CFDs are complex instruments and come with a high risk of losing money rapidly due to leverage. Please ensure you fully understand the risks involved. CFDs are complex instruments and come with a high risk of losing money rapidly due to leverage. Please ensure you fully understand the risks involved.

Trader thoughts - The long and short of it

With the French elections bearing down on markets, the bulls seem to be wrestling back some control here and despite the prospect of real volatility on Monday, there is hope that all will be well.

Market Data
Source: Bloomberg

Having pared back expectations around the issue to a minimum, some have even bought into the idea that perhaps US tax reform could be on the cards. US Treasury Secretary Steven Mnuchin spoke as part of an IMF panel, discussing the Trump Administrations policies, and detailed that ‘we are close to bringing major tax reform’. He even gave a positive bias on the House’s border tax adjustment, but was concerned about the impact this would have on the USD

The cynics, of which there are many (rightly so), just cannot see how tax reform works without healthcare reform. However, that being said, Donald Trump has also been on the wires overnight speaking predominantly on geopolitical issues. However, he also gave a fairly clear message about his confidence on getting health care passed, saying ‘we have a good chance of getting it soon’ and that plans are ‘evolving’.
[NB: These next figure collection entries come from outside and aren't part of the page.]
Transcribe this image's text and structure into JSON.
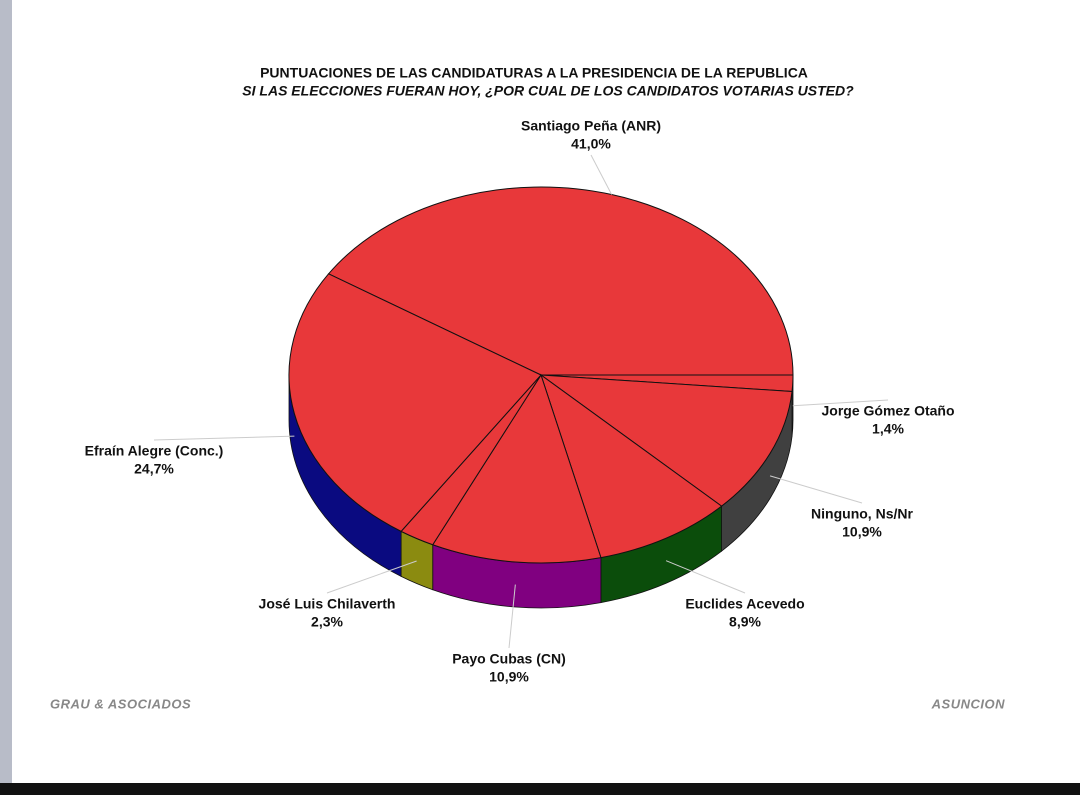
{
  "chart_data": {
    "type": "pie3d",
    "title": "PUNTUACIONES DE LAS CANDIDATURAS A LA PRESIDENCIA DE LA REPUBLICA",
    "subtitle": "SI LAS ELECCIONES FUERAN HOY, ¿POR CUAL DE LOS CANDIDATOS VOTARIAS USTED?",
    "categories": [
      "Santiago Peña (ANR)",
      "Jorge Gómez Otaño",
      "Ninguno, Ns/Nr",
      "Euclides Acevedo",
      "Payo Cubas (CN)",
      "José Luis Chilaverth",
      "Efraín Alegre (Conc.)"
    ],
    "values": [
      41.0,
      1.4,
      10.9,
      8.9,
      10.9,
      2.3,
      24.7
    ],
    "value_labels": [
      "41,0%",
      "1,4%",
      "10,9%",
      "8,9%",
      "10,9%",
      "2,3%",
      "24,7%"
    ],
    "top_color": "#e8383a",
    "side_colors": [
      "#b02020",
      "#555555",
      "#404040",
      "#0b4d0b",
      "#800080",
      "#8b8b10",
      "#0a0a80"
    ],
    "footer_left": "GRAU & ASOCIADOS",
    "footer_right": "ASUNCION"
  }
}
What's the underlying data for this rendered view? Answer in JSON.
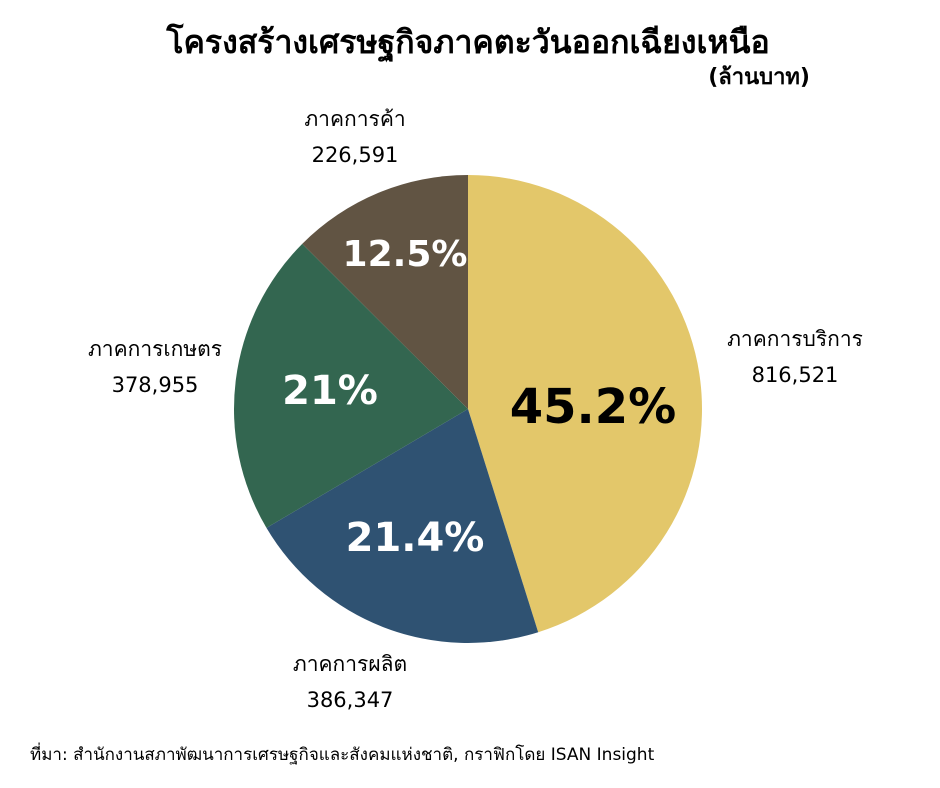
{
  "chart_data": {
    "type": "pie",
    "title": "โครงสร้างเศรษฐกิจภาคตะวันออกเฉียงเหนือ",
    "subtitle": "(ล้านบาท)",
    "categories": [
      "ภาคการบริการ",
      "ภาคการผลิต",
      "ภาคการเกษตร",
      "ภาคการค้า"
    ],
    "values": [
      816521,
      386347,
      378955,
      226591
    ],
    "value_labels": [
      "816,521",
      "386,347",
      "378,955",
      "226,591"
    ],
    "percentages": [
      {
        "value": 45.2,
        "label": "45.2%"
      },
      {
        "value": 21.4,
        "label": "21.4%"
      },
      {
        "value": 21,
        "label": "21%"
      },
      {
        "value": 12.5,
        "label": "12.5%"
      }
    ],
    "colors": [
      "#e3c76a",
      "#2f5272",
      "#336650",
      "#615443"
    ],
    "percentage_label_colors": [
      "#000000",
      "#ffffff",
      "#ffffff",
      "#ffffff"
    ],
    "source": "ที่มา: สำนักงานสภาพัฒนาการเศรษฐกิจและสังคมแห่งชาติ, กราฟิกโดย ISAN Insight"
  }
}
Trump’s optimism may not necessarily be shared by markets, although that could change somewhat next week, so keep an eye on price action as you don’t want to get left behind if the bulls start expressing a stronger view about the prospect of Trump-inspired inflation again. We can even see different news outlets saying that a draft has been put in place, with CNBC even claiming that the new bill would secure 25 to 30 ‘yes’ votes from the now notorious Freedom Caucus. This would take the potential aggregate tally ‘very close’ to the required 216 votes to pass.

In terms of market moves, US equities have found good buying activity, with the S&P 500 closing up 0.8% (on above average volume). On the reflation trade angle, we have seen the S&P financial sector up 1.6%. However, we have only seen a slight sell-off in US Treasuries (across the curve), with the US ten-year Treasury gaining a mere two basis points to 2.23%. Inflation expectations have risen very modestly (if we look at the ‘breakeven’ markets), with the yield curve gaining just one bp. We have seen some modest inflows into the USD, with USD/JPY now at ¥109.30 (high of ¥109.49) and EUR/USD coming back into the 1.07 level. Gold also looks fairly well supported and if we were really excited about tax reform, then we would be seeing gold closer to and below $1275 by now – one to watch next week.
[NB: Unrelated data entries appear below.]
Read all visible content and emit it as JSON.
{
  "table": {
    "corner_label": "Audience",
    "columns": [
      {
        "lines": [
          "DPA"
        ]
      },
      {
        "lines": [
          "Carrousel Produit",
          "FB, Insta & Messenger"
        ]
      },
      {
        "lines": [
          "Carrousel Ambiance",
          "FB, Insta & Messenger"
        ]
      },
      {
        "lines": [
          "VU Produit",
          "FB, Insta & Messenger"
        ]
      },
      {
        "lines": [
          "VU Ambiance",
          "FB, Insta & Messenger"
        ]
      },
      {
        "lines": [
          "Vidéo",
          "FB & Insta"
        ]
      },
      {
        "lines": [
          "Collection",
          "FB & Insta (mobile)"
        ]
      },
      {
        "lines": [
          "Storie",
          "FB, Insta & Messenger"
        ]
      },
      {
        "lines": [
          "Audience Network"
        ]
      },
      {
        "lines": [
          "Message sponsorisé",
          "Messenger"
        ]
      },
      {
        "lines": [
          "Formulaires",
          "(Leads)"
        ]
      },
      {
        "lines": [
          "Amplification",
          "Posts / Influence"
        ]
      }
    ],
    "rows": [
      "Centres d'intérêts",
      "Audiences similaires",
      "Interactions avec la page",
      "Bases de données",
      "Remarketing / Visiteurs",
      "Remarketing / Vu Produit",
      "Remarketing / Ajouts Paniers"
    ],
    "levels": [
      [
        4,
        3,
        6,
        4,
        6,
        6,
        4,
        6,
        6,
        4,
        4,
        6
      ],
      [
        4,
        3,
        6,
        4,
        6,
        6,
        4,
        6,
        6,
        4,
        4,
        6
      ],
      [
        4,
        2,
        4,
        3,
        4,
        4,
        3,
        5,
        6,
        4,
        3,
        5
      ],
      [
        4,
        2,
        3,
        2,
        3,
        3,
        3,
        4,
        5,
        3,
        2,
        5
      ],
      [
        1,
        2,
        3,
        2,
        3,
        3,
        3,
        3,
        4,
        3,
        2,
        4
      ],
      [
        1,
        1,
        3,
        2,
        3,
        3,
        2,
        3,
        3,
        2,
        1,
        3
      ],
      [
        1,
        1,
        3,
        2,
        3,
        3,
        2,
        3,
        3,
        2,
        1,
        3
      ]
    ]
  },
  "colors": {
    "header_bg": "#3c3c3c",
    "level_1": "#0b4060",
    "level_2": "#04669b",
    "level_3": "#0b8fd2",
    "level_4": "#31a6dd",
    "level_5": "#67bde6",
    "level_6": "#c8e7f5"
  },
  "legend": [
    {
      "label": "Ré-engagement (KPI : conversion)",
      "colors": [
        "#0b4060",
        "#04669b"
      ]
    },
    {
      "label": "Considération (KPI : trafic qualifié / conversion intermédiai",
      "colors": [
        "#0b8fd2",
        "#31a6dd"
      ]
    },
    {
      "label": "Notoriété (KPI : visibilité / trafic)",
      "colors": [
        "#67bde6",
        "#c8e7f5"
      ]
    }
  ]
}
There is also no real concern either about Sunday’s (or Monday morning for us Aussie‘s) French election either, with European equities finding good buyers. The CAC 40 index rallied 1.5%, taking the CAC/S&P 500 ratio close to the highest since May 2016 – hardly a market concerned about holding French equity. We have even seen French bonds outperform that of their German peers, with the yield premium demanded to hold French two-year debt over German bunds narrowing by three basis points to 47bp. Traders have hedged core portfolio holdings using various options structures and strategies, and this is obviously the prudent step, but there is a genuine feeling that this election will be resolved in a positive manner – we shall watch with great interest.
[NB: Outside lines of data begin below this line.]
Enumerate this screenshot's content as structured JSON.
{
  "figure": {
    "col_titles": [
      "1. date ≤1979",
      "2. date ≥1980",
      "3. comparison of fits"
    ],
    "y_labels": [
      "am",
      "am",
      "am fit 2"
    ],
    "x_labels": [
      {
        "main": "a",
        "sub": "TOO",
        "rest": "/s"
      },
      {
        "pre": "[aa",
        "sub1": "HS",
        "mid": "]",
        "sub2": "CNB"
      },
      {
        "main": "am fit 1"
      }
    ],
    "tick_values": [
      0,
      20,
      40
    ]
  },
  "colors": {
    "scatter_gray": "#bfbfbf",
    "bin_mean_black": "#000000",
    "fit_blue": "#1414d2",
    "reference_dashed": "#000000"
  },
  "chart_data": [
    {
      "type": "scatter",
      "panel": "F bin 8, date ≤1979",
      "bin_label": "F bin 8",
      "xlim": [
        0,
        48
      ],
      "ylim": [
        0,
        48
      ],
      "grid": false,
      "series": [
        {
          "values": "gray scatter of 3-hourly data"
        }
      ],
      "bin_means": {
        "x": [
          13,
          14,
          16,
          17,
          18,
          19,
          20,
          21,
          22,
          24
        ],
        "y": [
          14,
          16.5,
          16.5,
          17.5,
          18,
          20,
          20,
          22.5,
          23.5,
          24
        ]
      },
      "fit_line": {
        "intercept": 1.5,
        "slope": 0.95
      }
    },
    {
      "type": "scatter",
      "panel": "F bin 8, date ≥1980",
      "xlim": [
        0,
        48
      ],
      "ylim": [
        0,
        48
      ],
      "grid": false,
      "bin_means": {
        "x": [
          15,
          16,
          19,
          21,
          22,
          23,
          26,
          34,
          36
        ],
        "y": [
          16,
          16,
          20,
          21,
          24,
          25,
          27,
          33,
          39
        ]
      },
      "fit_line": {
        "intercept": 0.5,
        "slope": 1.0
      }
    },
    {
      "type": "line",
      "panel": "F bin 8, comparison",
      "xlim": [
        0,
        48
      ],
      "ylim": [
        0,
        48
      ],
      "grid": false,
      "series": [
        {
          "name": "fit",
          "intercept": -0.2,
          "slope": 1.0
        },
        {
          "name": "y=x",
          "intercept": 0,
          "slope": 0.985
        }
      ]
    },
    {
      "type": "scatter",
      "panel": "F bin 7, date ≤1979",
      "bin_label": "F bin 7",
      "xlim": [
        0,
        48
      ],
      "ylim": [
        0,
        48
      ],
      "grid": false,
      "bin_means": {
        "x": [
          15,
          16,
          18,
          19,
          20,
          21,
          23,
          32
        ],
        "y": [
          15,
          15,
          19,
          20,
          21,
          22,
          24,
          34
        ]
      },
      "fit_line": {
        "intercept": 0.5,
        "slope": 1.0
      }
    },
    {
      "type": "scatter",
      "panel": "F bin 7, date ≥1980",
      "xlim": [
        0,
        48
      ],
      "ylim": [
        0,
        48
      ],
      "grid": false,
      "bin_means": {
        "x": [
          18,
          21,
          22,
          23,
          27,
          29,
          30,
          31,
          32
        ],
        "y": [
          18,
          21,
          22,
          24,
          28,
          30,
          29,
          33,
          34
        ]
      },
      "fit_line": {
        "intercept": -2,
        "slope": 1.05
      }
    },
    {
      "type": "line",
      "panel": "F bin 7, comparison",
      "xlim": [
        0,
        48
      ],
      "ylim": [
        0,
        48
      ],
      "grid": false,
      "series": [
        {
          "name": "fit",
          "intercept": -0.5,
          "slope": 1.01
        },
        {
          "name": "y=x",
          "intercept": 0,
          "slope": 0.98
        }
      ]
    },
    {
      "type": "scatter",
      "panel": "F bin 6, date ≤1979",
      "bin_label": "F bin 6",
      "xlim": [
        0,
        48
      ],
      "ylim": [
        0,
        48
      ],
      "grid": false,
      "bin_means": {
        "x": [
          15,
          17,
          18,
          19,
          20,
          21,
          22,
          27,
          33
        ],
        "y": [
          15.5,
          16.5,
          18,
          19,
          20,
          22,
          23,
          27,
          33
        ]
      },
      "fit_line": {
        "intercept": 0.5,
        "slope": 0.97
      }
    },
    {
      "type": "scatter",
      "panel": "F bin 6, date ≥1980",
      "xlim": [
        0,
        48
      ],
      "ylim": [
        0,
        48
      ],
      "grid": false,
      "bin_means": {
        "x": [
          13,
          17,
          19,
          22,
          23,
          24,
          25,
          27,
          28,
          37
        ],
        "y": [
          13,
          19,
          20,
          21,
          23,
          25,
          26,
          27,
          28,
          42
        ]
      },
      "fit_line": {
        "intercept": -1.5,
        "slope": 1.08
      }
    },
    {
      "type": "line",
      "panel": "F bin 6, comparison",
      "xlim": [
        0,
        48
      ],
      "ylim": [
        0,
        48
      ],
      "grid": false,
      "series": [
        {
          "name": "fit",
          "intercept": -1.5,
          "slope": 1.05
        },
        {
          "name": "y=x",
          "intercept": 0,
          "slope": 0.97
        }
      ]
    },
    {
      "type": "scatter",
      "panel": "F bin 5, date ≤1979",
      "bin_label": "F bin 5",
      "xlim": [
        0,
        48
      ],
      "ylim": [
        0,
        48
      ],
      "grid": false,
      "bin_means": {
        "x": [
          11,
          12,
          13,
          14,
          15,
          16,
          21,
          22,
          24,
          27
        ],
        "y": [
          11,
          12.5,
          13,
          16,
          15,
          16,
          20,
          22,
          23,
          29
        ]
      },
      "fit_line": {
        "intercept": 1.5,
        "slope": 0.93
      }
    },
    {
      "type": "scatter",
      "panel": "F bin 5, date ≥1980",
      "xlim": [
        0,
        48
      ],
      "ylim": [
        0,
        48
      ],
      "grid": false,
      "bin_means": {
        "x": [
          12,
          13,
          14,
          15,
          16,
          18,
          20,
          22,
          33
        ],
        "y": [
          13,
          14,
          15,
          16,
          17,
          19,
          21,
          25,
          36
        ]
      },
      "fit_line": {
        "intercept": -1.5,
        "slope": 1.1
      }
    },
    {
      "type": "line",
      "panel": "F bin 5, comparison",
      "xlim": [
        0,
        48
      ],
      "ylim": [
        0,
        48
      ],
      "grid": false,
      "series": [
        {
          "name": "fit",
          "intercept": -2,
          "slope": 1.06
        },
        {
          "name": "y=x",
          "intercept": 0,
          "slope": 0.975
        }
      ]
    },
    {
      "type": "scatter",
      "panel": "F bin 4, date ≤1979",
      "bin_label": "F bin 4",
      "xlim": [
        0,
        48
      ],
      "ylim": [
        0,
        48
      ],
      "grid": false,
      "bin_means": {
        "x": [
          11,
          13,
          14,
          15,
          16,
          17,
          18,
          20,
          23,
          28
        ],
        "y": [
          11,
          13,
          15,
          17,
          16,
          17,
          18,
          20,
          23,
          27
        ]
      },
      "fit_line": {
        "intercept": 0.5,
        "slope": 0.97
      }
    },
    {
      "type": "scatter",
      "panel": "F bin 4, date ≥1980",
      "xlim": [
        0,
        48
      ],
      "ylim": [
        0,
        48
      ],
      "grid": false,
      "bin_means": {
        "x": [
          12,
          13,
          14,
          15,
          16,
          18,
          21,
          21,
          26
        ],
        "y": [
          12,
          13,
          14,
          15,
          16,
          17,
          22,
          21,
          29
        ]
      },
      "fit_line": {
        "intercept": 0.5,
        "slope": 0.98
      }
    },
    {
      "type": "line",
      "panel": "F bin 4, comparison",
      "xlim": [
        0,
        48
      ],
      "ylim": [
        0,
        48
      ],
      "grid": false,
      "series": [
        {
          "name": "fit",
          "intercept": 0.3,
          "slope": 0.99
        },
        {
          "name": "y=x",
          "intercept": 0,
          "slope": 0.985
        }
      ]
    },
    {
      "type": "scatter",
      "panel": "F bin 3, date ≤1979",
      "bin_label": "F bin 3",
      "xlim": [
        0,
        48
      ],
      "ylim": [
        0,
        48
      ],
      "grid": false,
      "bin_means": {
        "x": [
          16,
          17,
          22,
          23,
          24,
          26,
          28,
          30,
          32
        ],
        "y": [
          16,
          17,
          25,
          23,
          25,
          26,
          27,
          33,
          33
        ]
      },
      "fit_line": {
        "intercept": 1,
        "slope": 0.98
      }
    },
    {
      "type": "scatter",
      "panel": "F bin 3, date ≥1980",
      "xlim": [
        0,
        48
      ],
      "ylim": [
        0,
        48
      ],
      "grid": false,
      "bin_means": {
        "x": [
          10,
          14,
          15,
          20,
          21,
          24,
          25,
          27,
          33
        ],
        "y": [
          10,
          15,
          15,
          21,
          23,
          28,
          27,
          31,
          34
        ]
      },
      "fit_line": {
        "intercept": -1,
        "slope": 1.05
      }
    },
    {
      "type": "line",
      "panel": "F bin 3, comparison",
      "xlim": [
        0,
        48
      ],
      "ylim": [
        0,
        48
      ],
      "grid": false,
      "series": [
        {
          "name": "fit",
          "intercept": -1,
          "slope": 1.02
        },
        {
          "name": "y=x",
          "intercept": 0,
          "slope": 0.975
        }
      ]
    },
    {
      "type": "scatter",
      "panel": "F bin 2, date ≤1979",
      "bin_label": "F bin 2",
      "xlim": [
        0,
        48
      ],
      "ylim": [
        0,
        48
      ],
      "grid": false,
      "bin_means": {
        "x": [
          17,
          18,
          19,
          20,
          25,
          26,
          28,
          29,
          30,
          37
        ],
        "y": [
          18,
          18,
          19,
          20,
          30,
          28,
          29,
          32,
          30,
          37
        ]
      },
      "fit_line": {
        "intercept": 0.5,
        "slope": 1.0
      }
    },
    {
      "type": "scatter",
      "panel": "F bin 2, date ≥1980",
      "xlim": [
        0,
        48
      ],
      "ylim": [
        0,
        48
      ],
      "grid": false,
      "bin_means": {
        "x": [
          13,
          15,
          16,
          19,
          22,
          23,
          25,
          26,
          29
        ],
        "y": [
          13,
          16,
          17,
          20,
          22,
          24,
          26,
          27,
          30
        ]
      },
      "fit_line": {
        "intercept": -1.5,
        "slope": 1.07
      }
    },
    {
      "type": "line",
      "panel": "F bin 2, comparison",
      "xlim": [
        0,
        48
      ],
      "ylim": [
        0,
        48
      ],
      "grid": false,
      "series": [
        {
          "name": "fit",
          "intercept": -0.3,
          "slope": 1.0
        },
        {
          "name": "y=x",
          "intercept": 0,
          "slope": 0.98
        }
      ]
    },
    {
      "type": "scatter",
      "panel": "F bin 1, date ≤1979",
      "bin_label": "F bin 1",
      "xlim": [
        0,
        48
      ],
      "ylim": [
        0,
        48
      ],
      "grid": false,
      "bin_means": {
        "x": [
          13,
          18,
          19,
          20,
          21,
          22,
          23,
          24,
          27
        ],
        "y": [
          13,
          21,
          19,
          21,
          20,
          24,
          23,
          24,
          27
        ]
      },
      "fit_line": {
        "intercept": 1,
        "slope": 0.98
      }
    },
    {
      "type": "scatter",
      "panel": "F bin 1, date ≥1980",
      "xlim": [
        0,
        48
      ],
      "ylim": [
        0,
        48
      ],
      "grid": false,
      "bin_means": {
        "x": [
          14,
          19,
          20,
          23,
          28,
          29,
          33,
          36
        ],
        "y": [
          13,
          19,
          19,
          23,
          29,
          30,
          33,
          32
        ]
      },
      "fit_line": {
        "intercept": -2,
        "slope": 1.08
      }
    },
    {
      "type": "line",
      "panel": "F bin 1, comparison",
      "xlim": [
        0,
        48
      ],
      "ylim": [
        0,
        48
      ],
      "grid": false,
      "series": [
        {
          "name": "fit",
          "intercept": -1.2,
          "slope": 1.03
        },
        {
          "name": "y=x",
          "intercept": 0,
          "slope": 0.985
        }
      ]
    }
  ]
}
Another interesting take-out has been the strong upside moves in bulk commodities, with spot iron ore gaining 1.2%. The futures markets have gone one better, with iron ore, steel and coking coal futures (traded on the Dalian exchange) gaining 4.2%, 2.7% and 4.9% respectively. Its no surprise then, that we have seen AUD/USD struggle to find direction, trading in a range of $0.7547 to $0.7493, with the feeling on the floors that there are greater downside risks to the pair. I continue to stand aside though and will look at short positions with far greater conviction on a close through $0.7491.

The Aussie equity open should hold a more positive conviction on buying equity here, with SPI futures gaining 30 points in the overnight session. Our ASX 200 call sits at 5848, with BHP likely to open 1% higher and banks looking to attract buyers here too. If we look at Vale as a proxy for all things iron ore we can see it closed 3.6% higher, so anyone long FMG or AGO will be expecting a nice way to finish the week.

Stay long in this space for now, with iron ore futures looking increasingly more positive on a technical basis here, with the bulls defending the longer-term uptrend and we have even seen a bullish outside day reversal off this trend support. If I were short iron ore futures here, I would absolutely be covering and even reversing into long positions. 

Of course, the real concern is whether to how to deal with the weekend event risk and the prospect of gapping in all asset classes. We can see limited concerns so far, so watch price action from around 10:30am AEST, as it will tell us all we need to know about how Aussie equity investors feel about the French elections. A strong rally after the full unwind of the market will tell us they see a positive resolution, which seems fitting with the moves in French assets.